Meta fined record amount in EU over US data transfers

Facebook owner Meta Platforms Inc. was hit by a record 1.2 billion euros ($1.3 billion) European Union privacy fine and given a deadline to stop shipping users’ data to the US after regulators said it failed to protect personal information from the American security services.

The social network giant’s continued data transfers to the US didn’t address “the risks to the fundamental rights and freedoms” of people whose data was being transfered across the Atlantic, the Irish Data Protection Commission said on Monday. On top of the fine, which eclipses a 746 million euros EU privacy penalty previously doled out to Amazon.com Inc., Meta was given five months to “suspend any future transfer of personal data to the US” and six months to stop “the unlawful processing, including storage, in the US” of transferred personal EU data.

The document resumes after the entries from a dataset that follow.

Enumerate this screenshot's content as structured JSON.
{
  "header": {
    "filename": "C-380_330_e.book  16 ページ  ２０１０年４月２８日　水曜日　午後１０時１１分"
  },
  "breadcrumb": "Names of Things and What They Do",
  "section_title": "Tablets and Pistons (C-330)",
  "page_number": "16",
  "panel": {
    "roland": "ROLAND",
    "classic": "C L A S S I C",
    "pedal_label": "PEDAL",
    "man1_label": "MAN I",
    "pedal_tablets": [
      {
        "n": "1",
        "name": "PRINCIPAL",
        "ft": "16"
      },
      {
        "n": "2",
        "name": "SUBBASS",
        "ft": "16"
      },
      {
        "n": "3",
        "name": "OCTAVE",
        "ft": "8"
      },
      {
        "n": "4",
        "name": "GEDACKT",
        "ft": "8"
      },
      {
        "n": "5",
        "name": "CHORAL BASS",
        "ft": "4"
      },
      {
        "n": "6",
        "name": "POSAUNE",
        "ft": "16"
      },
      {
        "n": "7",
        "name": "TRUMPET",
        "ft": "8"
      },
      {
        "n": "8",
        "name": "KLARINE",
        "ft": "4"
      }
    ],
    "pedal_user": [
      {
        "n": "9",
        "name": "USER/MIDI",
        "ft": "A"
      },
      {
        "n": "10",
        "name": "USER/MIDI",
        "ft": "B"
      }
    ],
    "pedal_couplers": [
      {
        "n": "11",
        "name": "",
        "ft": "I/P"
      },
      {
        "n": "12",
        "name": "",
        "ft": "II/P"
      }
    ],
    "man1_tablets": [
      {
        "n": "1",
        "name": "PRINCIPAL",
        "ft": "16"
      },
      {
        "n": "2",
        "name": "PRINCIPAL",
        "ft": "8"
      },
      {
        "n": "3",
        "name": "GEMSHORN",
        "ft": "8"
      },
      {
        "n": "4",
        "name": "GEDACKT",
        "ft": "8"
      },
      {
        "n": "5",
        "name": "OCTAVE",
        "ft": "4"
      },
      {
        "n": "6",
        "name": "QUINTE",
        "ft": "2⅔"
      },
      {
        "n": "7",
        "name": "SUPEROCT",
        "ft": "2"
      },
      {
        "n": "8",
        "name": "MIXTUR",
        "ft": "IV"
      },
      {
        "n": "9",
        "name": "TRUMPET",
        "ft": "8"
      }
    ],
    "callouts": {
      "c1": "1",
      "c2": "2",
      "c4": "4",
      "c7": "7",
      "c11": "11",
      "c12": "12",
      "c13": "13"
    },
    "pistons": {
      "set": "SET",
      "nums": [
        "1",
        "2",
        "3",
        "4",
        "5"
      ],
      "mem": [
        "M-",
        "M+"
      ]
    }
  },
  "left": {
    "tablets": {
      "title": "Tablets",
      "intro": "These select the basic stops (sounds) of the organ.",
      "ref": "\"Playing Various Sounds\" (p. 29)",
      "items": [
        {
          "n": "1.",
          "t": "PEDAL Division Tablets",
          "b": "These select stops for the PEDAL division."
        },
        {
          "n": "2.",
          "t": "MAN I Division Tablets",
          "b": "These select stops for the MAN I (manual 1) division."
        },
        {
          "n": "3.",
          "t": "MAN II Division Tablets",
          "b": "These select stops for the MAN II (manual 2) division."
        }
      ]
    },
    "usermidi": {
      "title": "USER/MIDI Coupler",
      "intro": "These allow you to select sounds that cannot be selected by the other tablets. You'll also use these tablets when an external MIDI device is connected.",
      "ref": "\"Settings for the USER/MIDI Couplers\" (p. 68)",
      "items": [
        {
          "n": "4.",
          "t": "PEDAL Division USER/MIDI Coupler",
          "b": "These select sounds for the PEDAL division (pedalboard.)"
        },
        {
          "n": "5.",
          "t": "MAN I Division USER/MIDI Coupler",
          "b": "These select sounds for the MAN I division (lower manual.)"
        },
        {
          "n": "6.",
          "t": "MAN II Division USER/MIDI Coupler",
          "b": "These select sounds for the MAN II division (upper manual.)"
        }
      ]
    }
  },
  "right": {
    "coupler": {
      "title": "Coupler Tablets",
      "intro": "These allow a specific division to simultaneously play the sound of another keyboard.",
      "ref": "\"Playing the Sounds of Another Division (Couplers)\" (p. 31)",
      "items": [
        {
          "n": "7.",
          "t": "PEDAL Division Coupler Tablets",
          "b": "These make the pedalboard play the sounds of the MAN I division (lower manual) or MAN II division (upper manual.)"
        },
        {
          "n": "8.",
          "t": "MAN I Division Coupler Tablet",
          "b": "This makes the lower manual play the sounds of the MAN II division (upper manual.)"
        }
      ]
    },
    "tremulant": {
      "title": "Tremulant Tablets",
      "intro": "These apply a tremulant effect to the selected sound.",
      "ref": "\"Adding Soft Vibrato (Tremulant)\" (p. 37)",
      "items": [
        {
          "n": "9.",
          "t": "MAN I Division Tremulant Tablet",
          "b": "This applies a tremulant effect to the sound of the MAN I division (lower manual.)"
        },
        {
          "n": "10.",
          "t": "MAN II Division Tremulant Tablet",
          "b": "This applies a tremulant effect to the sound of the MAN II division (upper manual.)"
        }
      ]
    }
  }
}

Shares in Meta were down 1% to $243.15 in pre-market trading.

The ban on data transfers was widely expected and once prompted the US firm to threaten a total withdrawal from the EU. Still, the likely impact has now been muted by the transition phase and the prospect of a new EU-US data flows agreement that could already be operational by the middle of this year.

Monday’s decision is the latest round in a long-running saga that eventually saw Facebook and thousands of other companies plunged into a legal vacuum. In 2020, the EU’s top court annulled an EU-US pact regulating transatlantic data flows over fears citizens’ data wasn’t safe once it arrived on US servers.